Ia menjelaskan, hingga Mei 2026 total daya mampu sistem kelistrikan di wilayah kerja PLN UP3 Kaltara mencapai 91,79 MW, sedangkan beban puncaknya berada di angka 81,52 MW. Kondisi tersebut membuat sistem masih memiliki cadangan daya sebesar 10,27 MW atau sekitar 11 persen yang dapat dimanfaatkan untuk menjaga keandalan pasokan listrik.

“Cadangan daya yang tersedia saat ini masih mencukupi untuk mendukung kebutuhan kelistrikan,” jelasnya.

Baca Juga :  Adu Taktik dan Adu Gengsi Warnai Piala Gubernur Futsal Kaltara 2026

Irwan membeberkan, dari 10 sistem kelistrikan yang dikelola PLN UP3 Kaltara, Sistem Tanjung Selor telah terhubung dengan sistem interkoneksi 150 kV Mahakam–Barito sehingga memperoleh dukungan pasokan dari sistem kelistrikan Kalimantan.
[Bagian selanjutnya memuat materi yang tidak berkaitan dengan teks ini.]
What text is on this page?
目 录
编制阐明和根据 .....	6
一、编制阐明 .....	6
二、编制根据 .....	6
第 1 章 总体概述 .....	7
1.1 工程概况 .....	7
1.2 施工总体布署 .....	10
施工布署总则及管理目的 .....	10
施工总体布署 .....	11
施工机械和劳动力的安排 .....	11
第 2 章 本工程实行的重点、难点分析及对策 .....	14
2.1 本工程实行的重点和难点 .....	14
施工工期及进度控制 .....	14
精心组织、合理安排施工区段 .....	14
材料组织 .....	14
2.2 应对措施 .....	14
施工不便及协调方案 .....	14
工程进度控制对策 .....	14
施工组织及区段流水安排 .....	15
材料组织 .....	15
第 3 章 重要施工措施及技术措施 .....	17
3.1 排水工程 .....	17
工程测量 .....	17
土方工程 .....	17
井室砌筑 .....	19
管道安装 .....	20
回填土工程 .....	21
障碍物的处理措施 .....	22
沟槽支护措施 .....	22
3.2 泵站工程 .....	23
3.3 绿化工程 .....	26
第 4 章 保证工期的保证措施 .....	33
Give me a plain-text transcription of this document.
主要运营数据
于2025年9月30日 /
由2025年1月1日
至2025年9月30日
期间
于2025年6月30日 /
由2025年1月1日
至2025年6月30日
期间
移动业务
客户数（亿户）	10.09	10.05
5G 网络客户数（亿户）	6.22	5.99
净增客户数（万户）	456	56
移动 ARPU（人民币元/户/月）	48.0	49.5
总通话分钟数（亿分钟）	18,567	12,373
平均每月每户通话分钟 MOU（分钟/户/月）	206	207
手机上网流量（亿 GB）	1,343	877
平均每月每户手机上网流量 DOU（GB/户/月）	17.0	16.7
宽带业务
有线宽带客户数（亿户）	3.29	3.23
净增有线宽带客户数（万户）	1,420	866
Sementara itu, sembilan sistem lainnya masih beroperasi secara terisolasi sehingga pengelolaannya disesuaikan dengan karakteristik masing-masing wilayah.

“Sistem Tanjung Selor telah mendapat dukungan dari sistem interkoneksi Kalimantan,” bebernya.

Meski demikian, PLN tetap mengantisipasi pertumbuhan kebutuhan listrik, khususnya pada sejumlah sistem terisolasi seperti Nunukan, Sei Menggaris, serta Sebuku, Tulin Onsoi, dan Atap. Menurut Irwan, kapasitas yang ada saat ini masih mencukupi, namun penambahan kapasitas pembangkit tetap disiapkan agar pelayanan kepada masyarakat tetap terjaga.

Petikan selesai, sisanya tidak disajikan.